The original dreadnought was H.M.S. Dreadnought, the British battleship that revolutionized sea warfare during World War I. It was named after a ship of the line at the Battle of Trafalgar, and it gave her name to a revolution in naval warfare. Built in Portsmouth dockyard in just over a year, she was the best-armed and fastest battleship in the world when completed in 1906. Soon after, there was a whole class of vessels known as Dreadnoughts
The PRS-2 Dreadnought is actually named after the next British Navy ship to be named HMS Dreadnought. That was the Nuclear powered submarine S101.
The introduction of nuclear powered submarines marked a huge leap forward in submarine warfare for the Royal Navy. HMS Dreadnought, the Royal Navy's first nuclear powered submarine, entered service in 1963. Her nuclear propulsion allowed to succeed where earlier boats had failed, as true fleet submarines, fast enough to protect a convoy or task force and scout ahead of the main fleet. Her ability to remain submerged without having to surface for air was a critical advantage over smaller conventional submarines and her mere presence could be enough to deter aggression.

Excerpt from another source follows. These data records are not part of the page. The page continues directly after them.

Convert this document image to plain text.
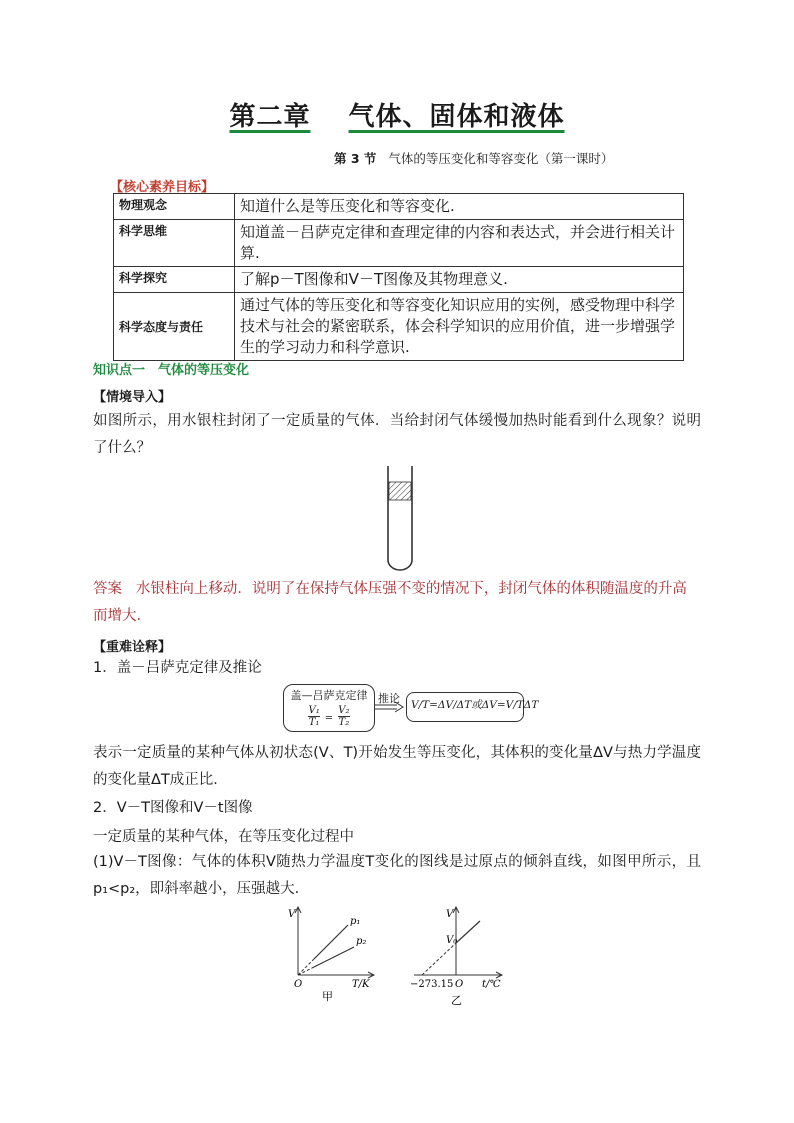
第二章 气体、固体和液体
第 3 节 气体的等压变化和等容变化（第一课时）
【核心素养目标】
物理观念	知道什么是等压变化和等容变化.
科学思维	知道盖－吕萨克定律和查理定律的内容和表达式，并会进行相关计算.
科学探究	了解p－T图像和V－T图像及其物理意义.
科学态度与责任	通过气体的等压变化和等容变化知识应用的实例，感受物理中科学技术与社会的紧密联系，体会科学知识的应用价值，进一步增强学生的学习动力和科学意识.
知识点一　气体的等压变化
【情境导入】
如图所示，用水银柱封闭了一定质量的气体．当给封闭气体缓慢加热时能看到什么现象？说明了什么？
答案 水银柱向上移动．说明了在保持气体压强不变的情况下，封闭气体的体积随温度的升高而增大．
【重难诠释】
1．盖－吕萨克定律及推论
盖—吕萨克定律
$\frac{\text{V₁}}{\text{T₁}} = \frac{\text{V₂}}{\text{T₂}}$
推论 V/T=ΔV/ΔT或ΔV=V/TΔT
表示一定质量的某种气体从初状态(V、T)开始发生等压变化，其体积的变化量ΔV与热力学温度的变化量ΔT成正比．
2．V－T图像和V－t图像
一定质量的某种气体，在等压变化过程中
(1)V－T图像：气体的体积V随热力学温度T变化的图线是过原点的倾斜直线，如图甲所示，且p₁<p₂，即斜率越小，压强越大．
V
O	T/K
p₁
p₂
甲
V
V₀
−273.15 O t/℃
乙
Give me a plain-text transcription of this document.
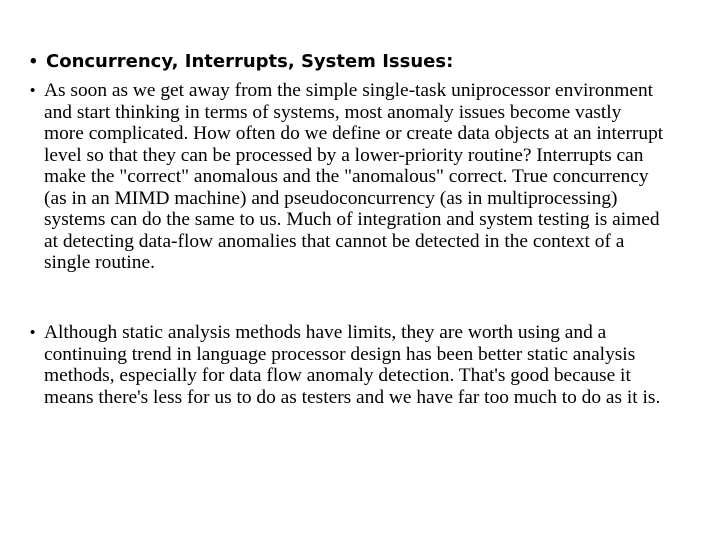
• Concurrency, Interrupts, System Issues:
• As soon as we get away from the simple single-task uniprocessor environment and start thinking in terms of systems, most anomaly issues become vastly more complicated. How often do we define or create data objects at an interrupt level so that they can be processed by a lower-priority routine? Interrupts can make the "correct" anomalous and the "anomalous" correct. True concurrency (as in an MIMD machine) and pseudoconcurrency (as in multiprocessing) systems can do the same to us. Much of integration and system testing is aimed at detecting data-flow anomalies that cannot be detected in the context of a single routine.
• Although static analysis methods have limits, they are worth using and a continuing trend in language processor design has been better static analysis methods, especially for data flow anomaly detection. That's good because it means there's less for us to do as testers and we have far too much to do as it is.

Dreadnought's hull was based on a streamlined teardrop design employed by the USS Albacore, although her hydroplanes were positioned at the bow rather than on the fin. The design put more emphasis on speed than quietness. The distinctive whale shaped casing and a fin shaped conning tower both helped to reduce drag. She measuring 80.8 metres in length and 9.7 metres in beam and displaced 3,000 tons, which is small by comparison to later nuclear submarines and she was fitted with six forward torpedo tubes. She had a complement of 113 officers and men and greater emphasis was placed on crew comfort than with other submarines particularly because of the long periods of time which would be spent submerged. Dreadnought's principle role was be to detect and destroy enemy submarines and hence the term "hunter-killer" was used to describe her.
In 1971 HMS Dreadnought became the first British submarine to surface at the North Pole. Under the command of Cdr. Alan Kennedy she traveled 1,500 miles under the ice before breaking through the surface on March 3rd. Compared with newer submarines, Dreadnought was smaller and noisier and towards the end of the 1970s she began to suffer from a number of technical problems and was withdrawn from service in 1981. Initially she was laid up at Chatham, however, the closure of this base forced her relocation to Rosyth. She was towed to the Scottish Dockyard on 13th April 1983 and remains there today.
"We are calling this ship Dreadnought because it is opening a new epoch just as was the old Dreadnought, built fifty years ago"
-Earl of Selkirk, First Lord of the Admiralty, July 1959.
Will the PRS-2 Dreadnought be just as monumental as her forebearers? Time will tell.